HR Arabia

August 22, 2007

Negotiating Can Be a Bit Like Poker

Filed under: jobs,monster,negotiating,salary,work — Khaled @ 10:04 am

Know When to Hold ‘Em

by Paul W. Barada
Monster Salary and Negotiation Expert

Negotiating Can Be a Bit Like Poker

 

 

 

Negotiating effectively with a prospective employer is a little like winning at poker. Both necessitate that you play your cards close to the vest, maintain a poker face, know when to hold and know when to fold. Just don’t take the poker/negotiating comparison too far when you enter the career casino.

Unfortunately, many job seekers do just that. Questions asked on the Salary and Negotiation message board clearly indicate that job seekers view negotiating as an adversarial game of us versus them. The best approach is to be fully prepared with reasonable salary expectations based on demonstrable experience, ability, training and education that match the job’s requirements. Your ultimate goal should be to reach mutually agreeable terms that set the stage for a positive working relationship.

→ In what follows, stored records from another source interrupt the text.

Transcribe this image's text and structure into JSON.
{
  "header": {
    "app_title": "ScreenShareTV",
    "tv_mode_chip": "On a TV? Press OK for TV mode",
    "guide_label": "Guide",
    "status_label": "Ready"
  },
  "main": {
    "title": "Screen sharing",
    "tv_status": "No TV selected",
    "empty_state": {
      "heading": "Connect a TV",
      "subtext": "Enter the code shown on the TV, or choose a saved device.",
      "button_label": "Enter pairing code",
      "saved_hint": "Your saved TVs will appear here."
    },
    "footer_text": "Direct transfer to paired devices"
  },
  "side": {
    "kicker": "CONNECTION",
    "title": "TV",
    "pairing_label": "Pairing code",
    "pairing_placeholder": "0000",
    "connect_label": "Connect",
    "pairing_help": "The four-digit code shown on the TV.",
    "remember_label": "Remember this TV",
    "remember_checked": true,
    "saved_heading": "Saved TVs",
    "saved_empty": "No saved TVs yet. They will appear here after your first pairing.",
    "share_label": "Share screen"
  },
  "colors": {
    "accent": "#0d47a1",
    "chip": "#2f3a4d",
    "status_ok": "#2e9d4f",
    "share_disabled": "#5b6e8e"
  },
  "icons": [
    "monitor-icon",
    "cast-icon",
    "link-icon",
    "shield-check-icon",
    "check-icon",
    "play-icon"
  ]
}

Nevertheless, there are steps you can take to play your cards right:

Deal with the Dealer

The dealer in poker is the player who gets to decide the rules of the hand being played. In salary negotiations, the prospective employer often inherits that role. In poker, the dealer may require the players to ante up one or more chips into the pot to play. In salary negotiations, the employer may require the job seeker to ante up his salary history or requirements. If you want to stay in consideration for the job, you may have to put these chips on the table.

Know Your Hand

In poker, a hand’s value depends on the cards in it. The highest hand is called a royal flush, and the lowest hand has no two cards of the same value. In salary negotiations, if you have unique skills or experience, highly valued training or highly specialized education, you may be up in the royal flush range. Or you may have very little to offer, except the willingness to learn and work hard. You need to know what’s in your salary-negotiating hand and what it will likely be worth to the employer.

Bluff at Your Own Risk

In poker, bluffing occurs when a player raises a bet on a weak hand, forcing out players with stronger hands. As in poker, bluffing is a dangerous tactic in salary negotiation. For instance, lying about previous salary in an attempt to bluff the prospective employer into a higher offer may get you tossed from the table.

Raise on a Strong Hand

When playing poker, a player may either call by matching the amount already bet or raise by adding extra chips. The player also has the option to fold by throwing his hand face down. In salary negotiations, the job seeker can call the job offer by accepting it, raise the bet by proposing a higher counteroffer or fold by opting not to further pursue the job prospect. How aggressively the job seeker plays at this point depends largely on how badly he needs or wants the job, whether he’s currently employed and his qualifications. The job seeker who is currently employed has a much stronger hand to play than someone who’s out of work.

Call Your Salary Range

In poker, it’s often a good strategy to at least stay in the game and call the last bet when you know you have a solid hand. If the other players lose confidence in the strength of the hand they’re holding, they may fold and you’ll come out the winner. In salary negotiations, holding your salary requirements within the range you’ve established, especially if you and the prospective employer know you’re a good match for the job, can often be a successful strategy.

Fold in the Face of Reality

Even the best poker players don’t win every hand. In salary negotiations, if you know your skills, abilities, training, education or experience aren’t an ideal match for the job or you’re going after a job that 50 other equally qualified candidates are seeking, you may not have much room to negotiate salary, especially if you need a job. Simply accepting the offer on the table may be the best bet.